After seeing strong demand from enterprise customers for its shared working spaces in India, WeWork is now ready to move itself into the campus of large companies, helping them design, build and manage their own workspaces.
WeWork India — a joint venture between the US-based co-working giant and Bengaluru-based Embassy Group — has begun working with a few large companies in the country to design and manage their office spaces. These enterprises will also become part of the WeWork network, with their employees getting access to WeWork’s chain of shared working spaces — currently present in Mumbai, Bengaluru and Delhi-NCR.
“We, as a company, have refocused ourselves to cater to larger companies. What we’re seeing now is people saying they don’t just want this experience for a small part but for their entire workforce,” said Karan Virwani, Director at WeWork India. “We are looking at becoming a platform and not just trying to get people into our shared workspaces.” Currently, over 50 per cent of the 10,000 occupants at WeWork’s nine properties in India work for large enterprises.
The company says while some enterprises with a few hundred employees have completely relocated into its shared working spaces, other companies want them to provide the same experience within their own offices. Virwani said WeWork has begun working with a few Indian companies on this¸ without disclosing their names.
Globally, WeWork has offered this service, dubbed ‘Powered by We’ to the likes of Standard Chartered Bank in Hong Kong and more recently to telecom giant Sprint in the US.
“We use our expertise and scale to help them build it out and get better rates for procurement, and then we would also operate the space.

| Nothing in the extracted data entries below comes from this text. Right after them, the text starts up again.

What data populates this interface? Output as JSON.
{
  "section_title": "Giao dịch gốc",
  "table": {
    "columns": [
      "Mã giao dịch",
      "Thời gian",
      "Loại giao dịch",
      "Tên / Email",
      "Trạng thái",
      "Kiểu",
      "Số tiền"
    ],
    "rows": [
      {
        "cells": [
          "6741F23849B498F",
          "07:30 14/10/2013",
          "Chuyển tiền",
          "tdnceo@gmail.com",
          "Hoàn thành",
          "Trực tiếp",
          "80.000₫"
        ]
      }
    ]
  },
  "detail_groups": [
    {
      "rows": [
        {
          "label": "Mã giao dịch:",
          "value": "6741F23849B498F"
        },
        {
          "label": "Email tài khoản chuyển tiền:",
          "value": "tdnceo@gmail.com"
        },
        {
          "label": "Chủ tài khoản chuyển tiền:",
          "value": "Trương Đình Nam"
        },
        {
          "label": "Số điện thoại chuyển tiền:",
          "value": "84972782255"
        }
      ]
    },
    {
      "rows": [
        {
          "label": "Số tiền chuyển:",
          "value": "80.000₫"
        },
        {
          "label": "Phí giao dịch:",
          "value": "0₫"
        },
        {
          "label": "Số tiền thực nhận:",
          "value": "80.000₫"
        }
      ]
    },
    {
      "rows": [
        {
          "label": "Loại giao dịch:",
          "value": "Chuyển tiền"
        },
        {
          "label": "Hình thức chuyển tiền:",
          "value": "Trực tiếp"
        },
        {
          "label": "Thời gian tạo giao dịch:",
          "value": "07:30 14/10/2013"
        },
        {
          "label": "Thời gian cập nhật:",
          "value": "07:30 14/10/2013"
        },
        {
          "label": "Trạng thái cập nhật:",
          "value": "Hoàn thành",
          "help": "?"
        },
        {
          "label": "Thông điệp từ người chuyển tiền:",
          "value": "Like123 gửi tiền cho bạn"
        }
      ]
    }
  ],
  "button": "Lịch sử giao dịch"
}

We also would put our community teams in their offices, give their employees the app and when they’re travelling can actually use our other spaces to work out of,” added Virwani.
The business of managing third-party workspaces could become a big business itself for WeWork in India, opening up an additional revenue stream.
Despite this, the company doesn’t plan to slow its own shared working space growth anytime soon.
With nine centres across Delhi, Mumbai and Bengaluru, the company is looking to have as many as 20 centres before the end of the current fiscal year. This will allow it to double its base to 20,000 people working out of its workspaces in that timeframe, with a large part of the growth coming in the final two quarters.
After close to a year of operating out of India, WeWork says its visibility for filling up seats at any of the new projects that it is constructing has gone up from three months to almost eight months.
“We already have visibility of 8 months, which means begin speaking to companies that early and even close deals before we open,” said Virwani.
For WeWork, India is one of the fastest growing markets globally, though it is still a much smaller base when compared with the US and Europe. Late last year, the company raised a massive $4.4 billion from SoftBank, out of which $1.4 billion would go into its China, Japan and Pacific (Asia Pacific) subsidiaries.
Virwani says, for now the company is eyeing massive growth and isn’t focusing on overall profitability, though each of its centres that is over six months old is now generating cash which is being ploughed back into growth.